Future work includes conducting experiments on a multirobot platform (see Supplementary Materials for the preliminary efforts using the Robotarium, available: robotarium. org). Two immediate challenges of this transition have been identified. First, the visual model depends on the agents’ geometry, so re-interpretation must account for the platform. The second challenge pertains to the testbed’s built-in safe guards related to collision avoidance.
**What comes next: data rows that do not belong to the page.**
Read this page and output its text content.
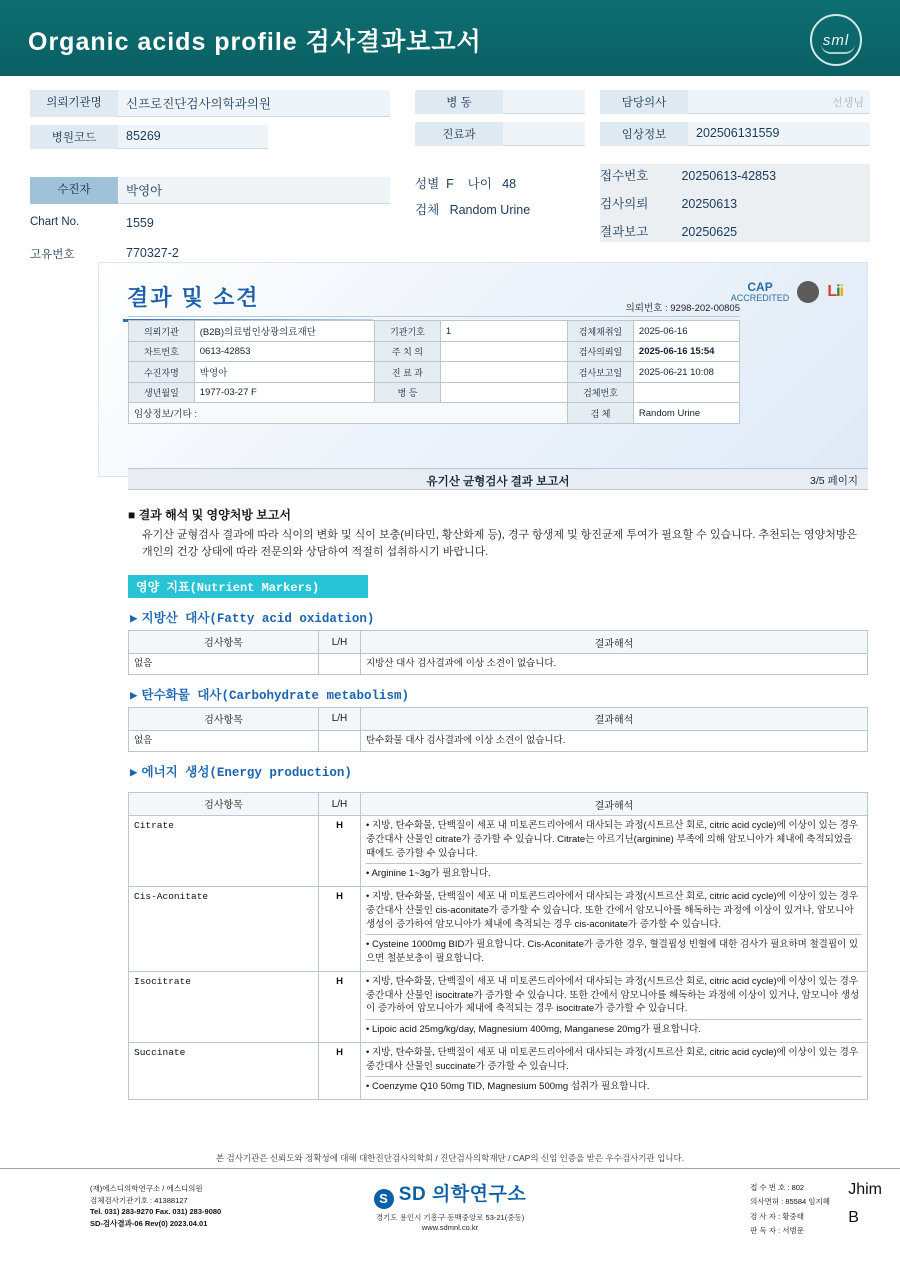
Organic acids profile 검사결과보고서	sml
의뢰기관명	신프로진단검사의학과의원
병원코드	85269
수진자	박영아
Chart No.	1559
고유번호	770327-2
병 동
진료과
성별 F 나이 48
검체 Random Urine
담당의사	선생님
임상정보	202506131559
접수번호	20250613-42853
검사의뢰	20250613
결과보고	20250625
결과 및 소견	CAP
ACCREDITED Lii
의뢰번호 : 9298-202-00805
의뢰기관	(B2B)의료법인상광의료재단	기관기호	1	검체채취일	2025-06-16
차트번호	0613-42853	주 치 의		검사의뢰일	2025-06-16 15:54
수진자명	박영아	진 료 과		검사보고일	2025-06-21 10:08
생년월일	1977-03-27 F	병 등		검체번호	
임상정보/기타 :				검 체	Random Urine
유기산 균형검사 결과 보고서	3/5 페이지
■ 결과 해석 및 영양처방 보고서
유기산 균형검사 결과에 따라 식이의 변화 및 식이 보충(비타민, 황산화제 등), 경구 항생제 및 항진균제 투여가 필요할 수 있습니다. 추천되는 영양처방은 개인의 건강 상태에 따라 전문의와 상담하여 적절히 섭취하시기 바랍니다.
영양 지표(Nutrient Markers)
▶ 지방산 대사(Fatty acid oxidation)
검사항목	L/H	결과해석
없음		지방산 대사 검사결과에 이상 소견이 없습니다.
▶ 탄수화물 대사(Carbohydrate metabolism)
검사항목	L/H	결과해석
없음		탄수화물 대사 검사결과에 이상 소견이 없습니다.
▶ 에너지 생성(Energy production)
검사항목	L/H	결과해석
Citrate	H	• 지방, 탄수화물, 단백질이 세포 내 미토콘드리아에서 대사되는 과정(시트르산 회로, citric acid cycle)에 이상이 있는 경우 중간대사 산물인 citrate가 증가할 수 있습니다. Citrate는 아르기닌(arginine) 부족에 의해 암모니아가 체내에 축적되었을 때에도 증가할 수 있습니다.

• Arginine 1~3g가 필요합니다.

Cis-Aconitate	H	• 지방, 탄수화물, 단백질이 세포 내 미토콘드리아에서 대사되는 과정(시트르산 회로, citric acid cycle)에 이상이 있는 경우 중간대사 산물인 cis-aconitate가 증가할 수 있습니다. 또한 간에서 암모니아를 해독하는 과정에 이상이 있거나, 암모니아 생성이 증가하여 암모니아가 체내에 축적되는 경우 cis-aconitate가 증가할 수 있습니다.

• Cysteine 1000mg BID가 필요합니다. Cis-Aconitate가 증가한 경우, 혈결핍성 빈혈에 대한 검사가 필요하며 철결핍이 있으면 철분보충이 필요합니다.

Isocitrate	H	• 지방, 탄수화물, 단백질이 세포 내 미토콘드리아에서 대사되는 과정(시트르산 회로, citric acid cycle)에 이상이 있는 경우 중간대사 산물인 isocitrate가 증가할 수 있습니다. 또한 간에서 암모니아를 해독하는 과정에 이상이 있거나, 암모니아 생성이 증가하여 암모니아가 체내에 축적되는 경우 isocitrate가 증가할 수 있습니다.

• Lipoic acid 25mg/kg/day, Magnesium 400mg, Manganese 20mg가 필요합니다.

Succinate	H	• 지방, 탄수화물, 단백질이 세포 내 미토콘드리아에서 대사되는 과정(시트르산 회로, citric acid cycle)에 이상이 있는 경우 중간대사 산물인 succinate가 증가할 수 있습니다.

• Coenzyme Q10 50mg TID, Magnesium 500mg 섭취가 필요합니다.

본 검사기관은 신뢰도와 정확성에 대해 대한진단검사의학회 / 진단검사의학재단 / CAP의 신임 인증을 받은 우수검사기관 입니다.
(재)에스디의학연구소 / 에스디의원
검체검사기관기호 : 41388127
Tel. 031) 283-9270 Fax. 031) 283-9080
SD-검사결과-06 Rev(0) 2023.04.01
S SD 의학연구소
경기도 용인시 기흥구 동백중앙로 53-21(중동)
www.sdmnl.co.kr
접 수 번 호 : 802
의사면허 : 85584 임지혜
검 사 자 : 황중태
판 독 자 : 서범문
Jhim
B
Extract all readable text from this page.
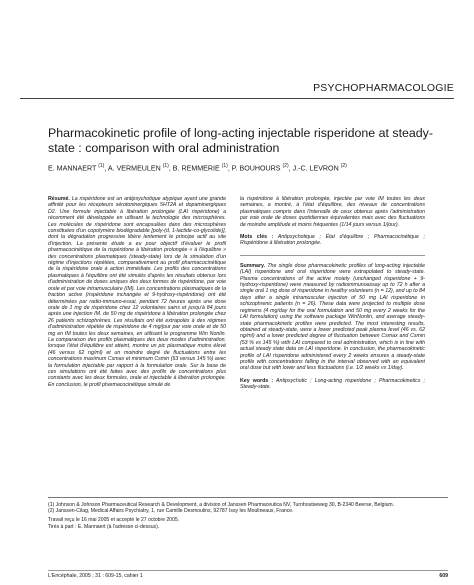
PSYCHOPHARMACOLOGIE
Pharmacokinetic profile of long-acting injectable risperidone at steady-state : comparison with oral administration
E. MANNAERT $^{(1)}$, A. VERMEULEN $^{(1)}$, B. REMMERIE $^{(1)}$, P. BOUHOURS $^{(2)}$, J.-C. LEVRON $^{(2)}$

Résumé. La rispéridone est un antipsychotique atypique ayant une grande affinité pour les récepteurs sérotoninergiques 5HT2A et dopaminergiques D2. Une formule injectable à libération prolongée (LAI rispéridone) a récemment été développée en utilisant la technologie des microsphères. Les molécules de rispéridone sont encapsulées dans des microsphères constituées d'un copolymère biodégradable [poly-(d, 1-lactide-co-glycolide)], dont la dégradation progressive libère lentement le principe actif au site d'injection. La présente étude a eu pour objectif d'évaluer le profil pharmacocinétique de la rispéridone à libération prolongée « à l'équilibre » des concentrations plasmatiques (steady-state) lors de la simulation d'un régime d'injections répétées, comparativement au profil pharmacocinétique de la rispéridone orale à action immédiate. Les profils des concentrations plasmatiques à l'équilibre ont été simulés d'après les résultats obtenus lors d'administration de doses uniques des deux formes de rispéridone, par voie orale et par voie intramusculaire (IM). Les concentrations plasmatiques de la fraction active (rispéridone inchangée et 9-hydroxy-rispéridone) ont été déterminées par radio-immuno-essai, pendant 72 heures après une dose orale de 1 mg de rispéridone chez 12 volontaires sains et jusqu'à 84 jours après une injection IM. de 50 mg de rispéridone à libération prolongée chez 26 patients schizophrènes. Les résultats ont été extrapolés à des régimes d'administration répétée de rispéridone de 4 mg/jour par voie orale et de 50 mg en IM toutes les deux semaines, en utilisant le programme Win Nonlin. La comparaison des profils plasmatiques des deux modes d'administration, lorsque l'état d'équilibre est atteint, montre un pic plasmatique moins élevé (46 versus 62 ng/ml) et un moindre degré de fluctuations entre les concentrations maximum Csmax et minimum Csmin (53 versus 145 %) avec la formulation injectable par rapport à la formulation orale. Sur la base de ces simulations ont été faites avec des profils de concentrations plus constants avec les deux formules, orale et injectable à libération prolongée. En conclusion, le profil pharmacocinétique simulé de

la rispéridone à libération prolongée, injectée par voie IM toutes les deux semaines, a montré, à l'état d'équilibre, des niveaux de concentrations plasmatiques compris dans l'intervalle de ceux obtenus après l'administration par voie orale de doses quotidiennes équivalentes mais avec des fluctuations de moindre amplitude et moins fréquentes (1/14 jours versus 1/jour).

Mots clés : Antipsychotique ; État d'équilibre ; Pharmacocinétique ; Rispéridone à libération prolongée.

Summary. The single dose pharmacokinetic profiles of long-acting injectable (LAI) risperidone and oral risperidone were extrapolated to steady-state. Plasma concentrations of the active moiety (unchanged risperidone + 9-hydroxy-risperidone) were measured by radioimmunoassay up to 72 h after a single oral 1 mg dose of risperidone in healthy volunteers (n = 12), and up to 84 days after a single intramuscular injection of 50 mg LAI risperidone in schizophrenic patients (n = 26). These data were projected to multiple dose regimens (4 mg/day for the oral formulation and 50 mg every 2 weeks for the LAI formulation) using the software package WinNonlin, and average steady-state pharmacokinetic profiles were predicted. The most interesting results, obtained at steady-state, were a lower predicted peak plasma level (46 vs. 62 ng/ml) and a lower predicted degree of fluctuation between Csmax and Csmin (53 % vs 145 %) with LAI compared to oral administration, which is in line with actual steady state data on LAI risperidone. In conclusion, the pharmacokinetic profile of LAI risperidone administered every 2 weeks ensures a steady-state profile with concentrations falling in the interval observed with an equivalent oral dose but with lower and less fluctuations (i.e. 1/2 weeks vs 1/day).

Key words : Antipsychotic ; Long-acting risperidone ; Pharmacokinetics ; Steady-state.

(1) Johnson & Johnson Pharmaceutical Research & Development, a division of Janssen Pharmaceutica NV, Turnhoutseweg 30, B-2340 Beerse, Belgium.

(2) Janssen-Cilag, Medical Affairs Psychiatry, 1, rue Camille Desmoulins, 92787 Issy les Moulineaux, France.

Travail reçu le 16 mai 2005 et accepté le 27 octobre 2005.

Tirés à part : E. Mannaert (à l'adresse ci-dessus).

L'Encéphale, 2005 ; 31 : 609-15, cahier 1	609
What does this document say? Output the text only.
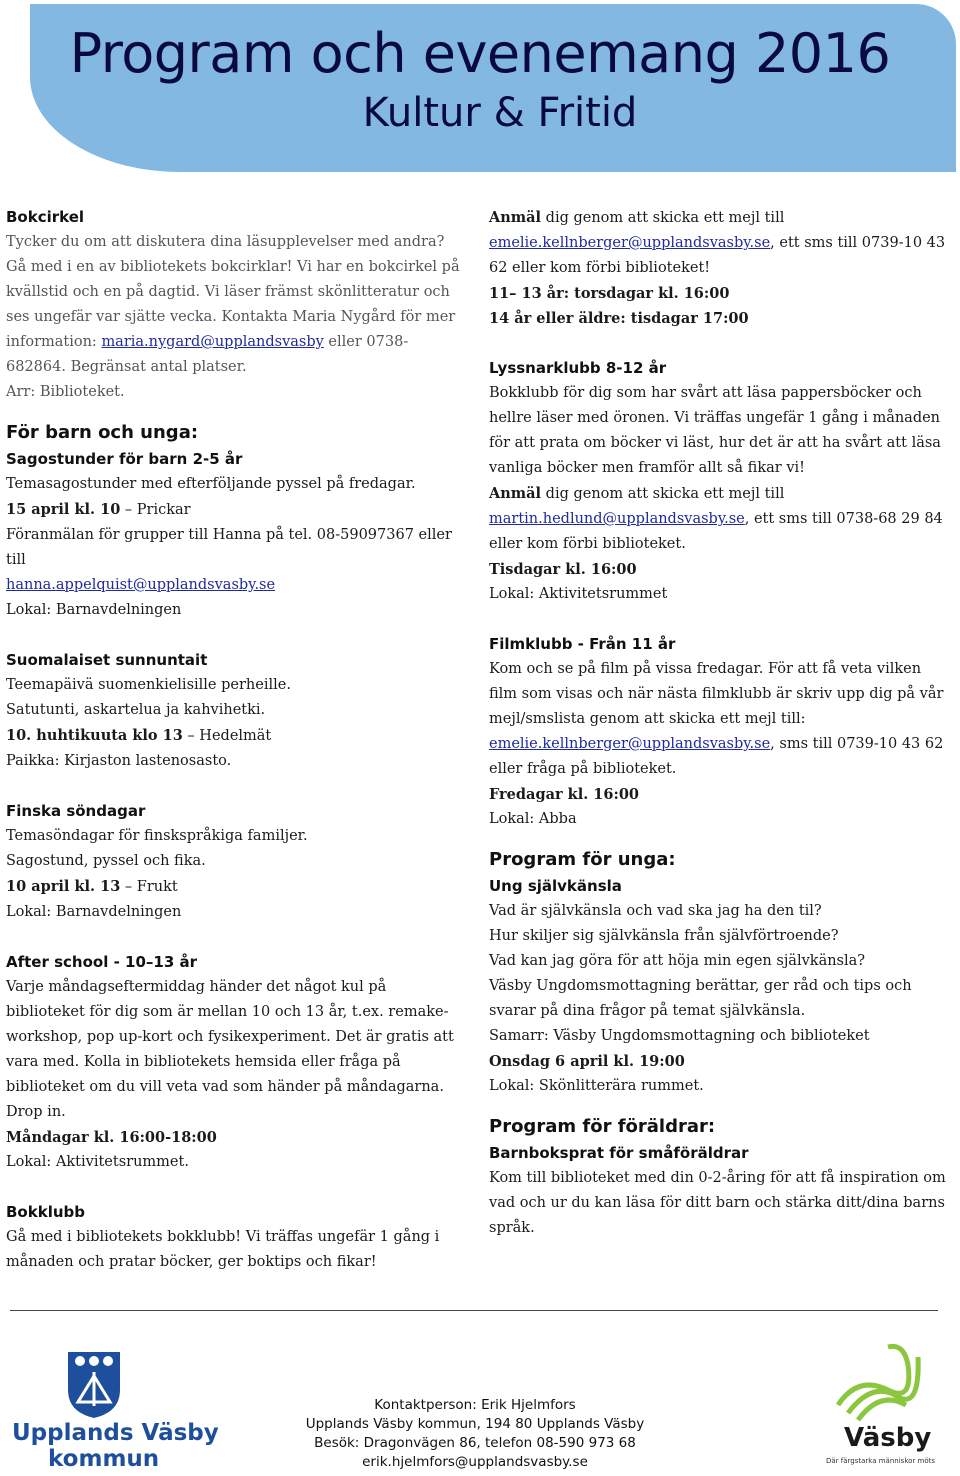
Program och evenemang 2016
Kultur & Fritid
Bokcirkel

Tycker du om att diskutera dina läsupplevelser med andra? Gå med i en av bibliotekets bokcirklar! Vi har en bokcirkel på kvällstid och en på dagtid. Vi läser främst skönlitteratur och ses ungefär var sjätte vecka. Kontakta Maria Nygård för mer information: maria.nygard@upplandsvasby eller 0738-682864. Begränsat antal platser.

Arr: Biblioteket.

För barn och unga:
Sagostunder för barn 2-5 år

Temasagostunder med efterföljande pyssel på fredagar.

15 april kl. 10 – Prickar

Föranmälan för grupper till Hanna på tel. 08-59097367 eller till
hanna.appelquist@upplandsvasby.se

Lokal: Barnavdelningen

Suomalaiset sunnuntait

Teemapäivä suomenkielisille perheille.

Satutunti, askartelua ja kahvihetki.

10. huhtikuuta klo 13 – Hedelmät

Paikka: Kirjaston lastenosasto.

Finska söndagar

Temasöndagar för finskspråkiga familjer.

Sagostund, pyssel och fika.

10 april kl. 13 – Frukt

Lokal: Barnavdelningen

After school - 10–13 år

Varje måndagseftermiddag händer det något kul på biblioteket för dig som är mellan 10 och 13 år, t.ex. remake-workshop, pop up-kort och fysikexperiment. Det är gratis att vara med. Kolla in bibliotekets hemsida eller fråga på biblioteket om du vill veta vad som händer på måndagarna. Drop in.

Måndagar kl. 16:00-18:00

Lokal: Aktivitetsrummet.

Bokklubb

Gå med i bibliotekets bokklubb! Vi träffas ungefär 1 gång i månaden och pratar böcker, ger boktips och fikar!

Anmäl dig genom att skicka ett mejl till
emelie.kellnberger@upplandsvasby.se, ett sms till 0739-10 43 62 eller kom förbi biblioteket!

11– 13 år: torsdagar kl. 16:00

14 år eller äldre: tisdagar 17:00

Lyssnarklubb 8-12 år

Bokklubb för dig som har svårt att läsa pappersböcker och hellre läser med öronen. Vi träffas ungefär 1 gång i månaden för att prata om böcker vi läst, hur det är att ha svårt att läsa vanliga böcker men framför allt så fikar vi!

Anmäl dig genom att skicka ett mejl till
martin.hedlund@upplandsvasby.se, ett sms till 0738-68 29 84 eller kom förbi biblioteket.

Tisdagar kl. 16:00

Lokal: Aktivitetsrummet

Filmklubb - Från 11 år

Kom och se på film på vissa fredagar. För att få veta vilken film som visas och när nästa filmklubb är skriv upp dig på vår mejl/smslista genom att skicka ett mejl till:
emelie.kellnberger@upplandsvasby.se, sms till 0739-10 43 62 eller fråga på biblioteket.

Fredagar kl. 16:00

Lokal: Abba

Program för unga:
Ung självkänsla

Vad är självkänsla och vad ska jag ha den til?

Hur skiljer sig självkänsla från självförtroende?

Vad kan jag göra för att höja min egen självkänsla?

Väsby Ungdomsmottagning berättar, ger råd och tips och svarar på dina frågor på temat självkänsla.

Samarr: Väsby Ungdomsmottagning och biblioteket

Onsdag 6 april kl. 19:00

Lokal: Skönlitterära rummet.

Program för föräldrar:
Barnboksprat för småföräldrar

Kom till biblioteket med din 0-2-åring för att få inspiration om vad och ur du kan läsa för ditt barn och stärka ditt/dina barns språk.

Upplands Väsby
kommun
Kontaktperson: Erik Hjelmfors
Upplands Väsby kommun, 194 80 Upplands Väsby
Besök: Dragonvägen 86, telefon 08-590 973 68
erik.hjelmfors@upplandsvasby.se
Väsby
Där färgstarka människor möts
They interfere with the repulsion zones, and the plan is to formally fold avoidance algorithms into the repulsion zone. 未来的工作包括在多机器人平台上进行实验(使用机器人馆进行的初步工作见补充材料,网址:robotarium. org)。在这一转变过程中,我们发现了两个紧迫的挑战。首先,视觉模型取决于代理的几何形状,因此重新解释必须考虑到平台。第二个挑战与测试平台内置的防碰撞安全保护有关。它们会干扰斥力区,因此计划将避撞算法正式纳入斥力区。
ACKNOWLEDGMENT 致谢
The authors thank Ovunc Tuzel and Electa A. Baker. 作者感谢 Ovunc Tuzel 和 Electa A. Baker。